Elizabeth Zvonar, Marcel Meets Judy, 2013, ceramic candy dish, 10 x 5”.

Elizabeth Zvonar, Marcel Meets Judy, 2013, ceramic candy dish, 10 x 5”.


Elizabeth Zvonar

Daniel Faria Gallery
188 St Helens Avenue
May 15–June 15, 2013

“Banal Baroque,” Elizabeth Zvonar’s current exhibition of sculpture and collage, riffs on themes of bodily and sexual excess, recontextualizing mass-produced objects, magazine advertisements, and mannequin parts to animate the uncanny treatment of the human figure that lies dormant in this source material.
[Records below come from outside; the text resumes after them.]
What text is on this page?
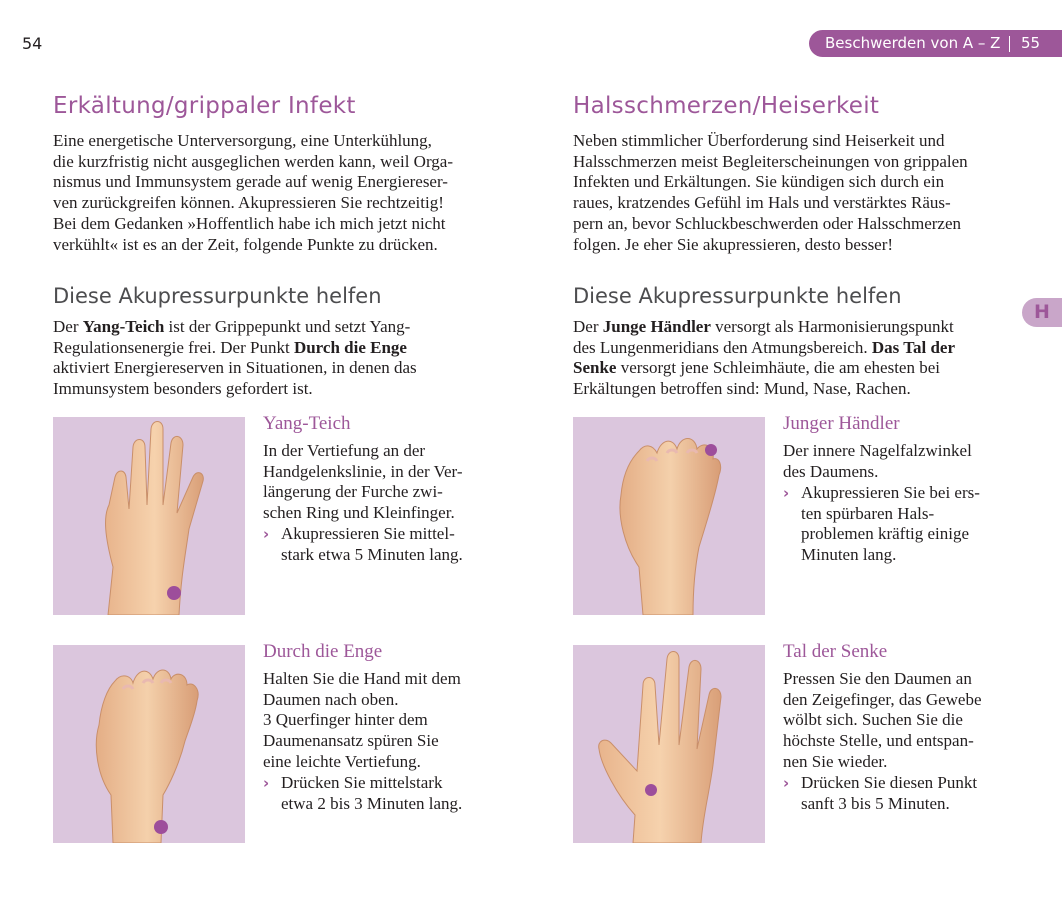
54	Beschwerden von A – Z 55
H
Erkältung/grippaler Infekt
Eine energetische Unterversorgung, eine Unterkühlung,
die kurzfristig nicht ausgeglichen werden kann, weil Orga-
nismus und Immunsystem gerade auf wenig Energiereser-
ven zurückgreifen können. Akupressieren Sie rechtzeitig!
Bei dem Gedanken »Hoffentlich habe ich mich jetzt nicht
verkühlt« ist es an der Zeit, folgende Punkte zu drücken.
Diese Akupressurpunkte helfen
Der Yang-Teich ist der Grippepunkt und setzt Yang-
Regulationsenergie frei. Der Punkt Durch die Enge
aktiviert Energiereserven in Situationen, in denen das
Immunsystem besonders gefordert ist.
Yang-Teich
In der Vertiefung an der
Handgelenkslinie, in der Ver-
längerung der Furche zwi-
schen Ring und Kleinfinger.
› Akupressieren Sie mittel-
stark etwa 5 Minuten lang.
Durch die Enge
Halten Sie die Hand mit dem
Daumen nach oben.
3 Querfinger hinter dem
Daumenansatz spüren Sie
eine leichte Vertiefung.
› Drücken Sie mittelstark
etwa 2 bis 3 Minuten lang.
Halsschmerzen/Heiserkeit
Neben stimmlicher Überforderung sind Heiserkeit und
Halsschmerzen meist Begleiterscheinungen von grippalen
Infekten und Erkältungen. Sie kündigen sich durch ein
raues, kratzendes Gefühl im Hals und verstärktes Räus-
pern an, bevor Schluckbeschwerden oder Halsschmerzen
folgen. Je eher Sie akupressieren, desto besser!
Diese Akupressurpunkte helfen
Der Junge Händler versorgt als Harmonisierungspunkt
des Lungenmeridians den Atmungsbereich. Das Tal der
Senke versorgt jene Schleimhäute, die am ehesten bei
Erkältungen betroffen sind: Mund, Nase, Rachen.
Junger Händler
Der innere Nagelfalzwinkel
des Daumens.
› Akupressieren Sie bei ers-
ten spürbaren Hals-
problemen kräftig einige
Minuten lang.
Tal der Senke
Pressen Sie den Daumen an
den Zeigefinger, das Gewebe
wölbt sich. Suchen Sie die
höchste Stelle, und entspan-
nen Sie wieder.
› Drücken Sie diesen Punkt
sanft 3 bis 5 Minuten.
While her juxtapositions might recall the psychically charged scenes of Surrealist and Dadaist collage (particularly Hannah Höch), in Zvonar’s work the human body is truncated and interrupted, broken down into a series of useless but fascinating objects for visual consumption.

Marcel Meets Judy, 2013, for instance, features a mass-produced pink seashell candy dish. Turned upright so it is no longer functional, and mounted to the wall, the work is a cheeky homage both to Marcel Duchamp’s readymades and to Judy Chicago’s porcelain vagina-flowers in The Dinner Party, 1974–79. The fictional meeting of these two art-historical figures suggests a sexual undertone to this banal form of domestic decoration.

In Zvonar’s series of collage works, the artist manipulates imagery from art history textbooks, contemporary fashion magazines, and Conaissance des arts, an antiques and luxury goods magazine produced in Paris in the 1970s. In one of these large-scale collages, The Spectre, The Serpent, The Ghost, The Thing, 2012, body parts act as supplements, functioning as literal supports for the two-dimensional image. Featuring a reclining female figure being eerily surveyed by a ghostly creature, Zvonar’s handmade collage is made stranger by its frame: A pair of gold-plated high-heeled shoes, fused with casts of two human thumbs, physically holds the image upright, leaning it against the gallery wall. Here, as in the rest of the exhibition, body parts are always at risk of being transformed into the kind of kitsch consumer objects that the artists uses as her sources.